Foi quando o Comércio passou a crescer ainda mais. No final da década de 1990, com a informatização da redação e da captação de classificados, o jornal entrou em nova era. Os papeizinhos que ficavam espalhados no chão ao final de cada edição desapareceram por completo e tudo passou a ser feito pelo computador. Então, já havíamos conseguido expandir as assinaturas do jornal por toda a cidade e a dinâmica mudou completamente. Os funcionários que perderam as suas funções foram deslocados para outras e se adaptaram. Alguns, assustados com a grande mudança, deixaram a empresa. E eu fui acompanhando o crescimento do jornal, evoluindo junto com ele, até chegarmos hoje à impressora que possui quatro torres para impressão em cores simultâneas e uma unidade térrea (capaz de rodar por vez um caderno de 12 páginas coloridas e 4 preto e branco, tamanho standard ou 24 coloridas e 8 preto e branco tamanho tabloide. Atualmente, temos ainda a plattesetter, que transfere toda a página diretamente para a chapa, sem necessidade de fotolitos (filmes onde eram impressas as páginas para que se gravasse nas chapas).
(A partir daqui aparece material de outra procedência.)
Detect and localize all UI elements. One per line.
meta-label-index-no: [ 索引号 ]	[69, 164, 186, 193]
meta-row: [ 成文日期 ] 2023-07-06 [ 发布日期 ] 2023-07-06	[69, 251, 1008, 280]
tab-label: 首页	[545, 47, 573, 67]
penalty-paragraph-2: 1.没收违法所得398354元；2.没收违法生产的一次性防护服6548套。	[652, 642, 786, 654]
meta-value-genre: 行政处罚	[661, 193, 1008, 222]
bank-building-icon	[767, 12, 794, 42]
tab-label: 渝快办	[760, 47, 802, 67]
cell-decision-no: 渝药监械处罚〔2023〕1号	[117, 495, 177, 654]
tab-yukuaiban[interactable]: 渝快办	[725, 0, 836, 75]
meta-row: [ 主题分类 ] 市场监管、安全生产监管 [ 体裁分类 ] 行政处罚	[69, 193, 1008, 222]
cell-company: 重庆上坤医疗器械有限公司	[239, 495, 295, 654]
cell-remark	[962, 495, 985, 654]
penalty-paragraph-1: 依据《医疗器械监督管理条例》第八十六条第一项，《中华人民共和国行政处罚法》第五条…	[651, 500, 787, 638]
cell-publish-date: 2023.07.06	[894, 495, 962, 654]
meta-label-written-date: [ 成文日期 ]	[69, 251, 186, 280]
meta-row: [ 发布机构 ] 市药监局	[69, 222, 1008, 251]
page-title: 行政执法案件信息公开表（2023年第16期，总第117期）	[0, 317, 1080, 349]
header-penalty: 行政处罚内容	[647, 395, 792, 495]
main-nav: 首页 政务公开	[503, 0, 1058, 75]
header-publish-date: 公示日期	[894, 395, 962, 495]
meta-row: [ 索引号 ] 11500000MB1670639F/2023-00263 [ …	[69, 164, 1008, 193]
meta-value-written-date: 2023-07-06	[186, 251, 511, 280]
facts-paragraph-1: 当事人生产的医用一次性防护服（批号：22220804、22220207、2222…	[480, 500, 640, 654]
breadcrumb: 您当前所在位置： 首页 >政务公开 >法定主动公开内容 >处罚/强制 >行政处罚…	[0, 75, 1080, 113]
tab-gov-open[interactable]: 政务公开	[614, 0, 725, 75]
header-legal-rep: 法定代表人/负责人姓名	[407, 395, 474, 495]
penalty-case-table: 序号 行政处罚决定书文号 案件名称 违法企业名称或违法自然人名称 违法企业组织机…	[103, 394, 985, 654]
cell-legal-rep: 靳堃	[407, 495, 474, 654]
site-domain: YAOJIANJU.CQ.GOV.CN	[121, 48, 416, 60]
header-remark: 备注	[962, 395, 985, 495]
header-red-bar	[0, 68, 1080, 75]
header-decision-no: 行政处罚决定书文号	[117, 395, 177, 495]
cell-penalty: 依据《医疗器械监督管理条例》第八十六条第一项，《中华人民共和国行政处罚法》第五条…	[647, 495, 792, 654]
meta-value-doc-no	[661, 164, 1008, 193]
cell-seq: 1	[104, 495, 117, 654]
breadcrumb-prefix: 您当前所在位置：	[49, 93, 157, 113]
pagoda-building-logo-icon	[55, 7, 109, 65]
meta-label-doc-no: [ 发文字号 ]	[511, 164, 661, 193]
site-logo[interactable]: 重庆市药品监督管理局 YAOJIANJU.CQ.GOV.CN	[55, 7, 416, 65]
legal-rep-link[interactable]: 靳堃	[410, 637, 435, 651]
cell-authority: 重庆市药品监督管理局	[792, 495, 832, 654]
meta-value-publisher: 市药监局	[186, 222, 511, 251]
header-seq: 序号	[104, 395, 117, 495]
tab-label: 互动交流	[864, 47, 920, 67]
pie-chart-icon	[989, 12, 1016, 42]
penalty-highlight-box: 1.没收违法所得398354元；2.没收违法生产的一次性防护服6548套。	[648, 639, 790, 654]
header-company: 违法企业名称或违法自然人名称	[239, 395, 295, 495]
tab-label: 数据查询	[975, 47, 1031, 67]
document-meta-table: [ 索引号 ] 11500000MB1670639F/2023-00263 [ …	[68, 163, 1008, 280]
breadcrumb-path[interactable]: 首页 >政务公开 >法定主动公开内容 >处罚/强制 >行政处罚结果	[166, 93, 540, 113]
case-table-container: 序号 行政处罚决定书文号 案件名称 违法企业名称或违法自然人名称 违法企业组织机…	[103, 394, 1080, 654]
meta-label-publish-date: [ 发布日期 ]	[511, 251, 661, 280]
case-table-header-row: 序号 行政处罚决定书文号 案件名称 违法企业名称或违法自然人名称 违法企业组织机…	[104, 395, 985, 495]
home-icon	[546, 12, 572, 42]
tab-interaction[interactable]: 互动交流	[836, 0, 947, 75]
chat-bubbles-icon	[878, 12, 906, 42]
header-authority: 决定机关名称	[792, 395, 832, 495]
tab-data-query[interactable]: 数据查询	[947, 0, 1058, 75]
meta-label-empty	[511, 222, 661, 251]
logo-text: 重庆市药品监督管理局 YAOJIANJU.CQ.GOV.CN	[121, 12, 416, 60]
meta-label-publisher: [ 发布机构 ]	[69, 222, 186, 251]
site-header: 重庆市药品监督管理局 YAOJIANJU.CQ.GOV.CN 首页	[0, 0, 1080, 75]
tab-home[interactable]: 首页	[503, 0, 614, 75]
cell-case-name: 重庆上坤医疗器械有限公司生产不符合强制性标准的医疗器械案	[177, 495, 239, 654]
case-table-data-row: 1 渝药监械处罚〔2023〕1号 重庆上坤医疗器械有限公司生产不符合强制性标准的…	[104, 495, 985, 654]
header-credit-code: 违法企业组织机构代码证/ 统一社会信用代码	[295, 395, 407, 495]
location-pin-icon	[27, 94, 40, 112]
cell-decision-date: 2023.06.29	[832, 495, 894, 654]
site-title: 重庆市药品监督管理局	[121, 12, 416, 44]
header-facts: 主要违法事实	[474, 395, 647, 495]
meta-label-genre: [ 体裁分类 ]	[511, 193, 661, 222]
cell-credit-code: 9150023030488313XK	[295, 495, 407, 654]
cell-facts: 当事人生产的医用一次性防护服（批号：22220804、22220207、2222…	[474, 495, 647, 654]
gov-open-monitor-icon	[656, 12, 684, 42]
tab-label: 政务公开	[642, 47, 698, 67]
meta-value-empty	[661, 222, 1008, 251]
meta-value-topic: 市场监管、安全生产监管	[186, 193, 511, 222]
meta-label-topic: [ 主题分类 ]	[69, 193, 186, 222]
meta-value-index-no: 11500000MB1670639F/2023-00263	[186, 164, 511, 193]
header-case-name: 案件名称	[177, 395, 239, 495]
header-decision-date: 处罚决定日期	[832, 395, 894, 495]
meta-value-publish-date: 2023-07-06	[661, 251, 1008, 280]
Neste tempo todo, passamos por dificuldades, aborrecimentos e transformações estupendas. Já tive que prender um conector da placa da composer IBM com fita adesiva para que o jornal não parasse. Outra vez, tirei o fusível da mesma máquina para substituir outro da impressora Goss Community que havia queimado. Já fiz tudo no jornal, pela falta de funcionário especializado. Já imprimi, levei jornal para assinantes, captei anúncios, negociei campanhas e fui repórter-fotógrafo-redator de uma mesma matéria. Teve época em que já passei semanas inteiras dentro do jornal. Mas, olhando para trás, vejo tudo com satisfação e alegria. Satisfação de ter conseguido fazer o que gosto - e os percalços deixaram tudo ainda mais desafiador e gratificante - e muita alegria, por estar contribuindo com a história de um jornal que sempre foi tão importante para a cidade de Franca.

Nunca poderia deixar de ressaltar a importância que certas pessoas tiveram na minha vida. E a principal delas é o jornalista Corrêa Neves, que me deu todas as oportunidades e acreditou na minha capacidade. Acho que consegui retribuir com meu empenho às chances recebidas. D. Sonia Machiavelli também tem grande importância na minha vida: com sensibilidade, intelectualidade e extrema competência, fez arraigar em mim a compreensão de que só quem tenta é que pode errar ou acertar. Nunca - como o jornalista Corrêa Neves - questionou o meu estudo deficiente e ainda me ensina, com sua paciência de mestra dedicada, tanto no trabalho quanto na vida. Corrêa Neves Jr., que vi crescer - fisica e profissionalmente - também fez parte de minha vida e prova que a genética conta, sim, para a formação do indivíduo. Numa mescla dos pais, hoje dirige com competência um dos maiores grupos de informação do interior de São Paulo, diversificando as atividades e criando condições para que muita gente - que, como eu, aos 15 anos, me deslumbrei com a primeira visita que fiz ao jornal -, aprenda e ajude a fazer do Comércio da Franca o grande órgão de informação que chega ao limiar do seu centenário como um veículo vibrante e moderno.

E há ainda inúmeras outras pessoas a lembrar aqui, como colegas de trabalho e amigos que levo para a vida toda, mas aos quais me furto a nominar para não errar por omissão. Muitos estão ainda aí, hoje, fazendo jornal neste Brasil tão grande. Outros partiram para outros desafios em setores diversos. Com todos, sem exceção, aprendi muito e tenho certeza de que pude ensinar também. Eu costumo dizer que o jornal é parte importante de minha história, assim como me acho também parte importante da história do Comércio.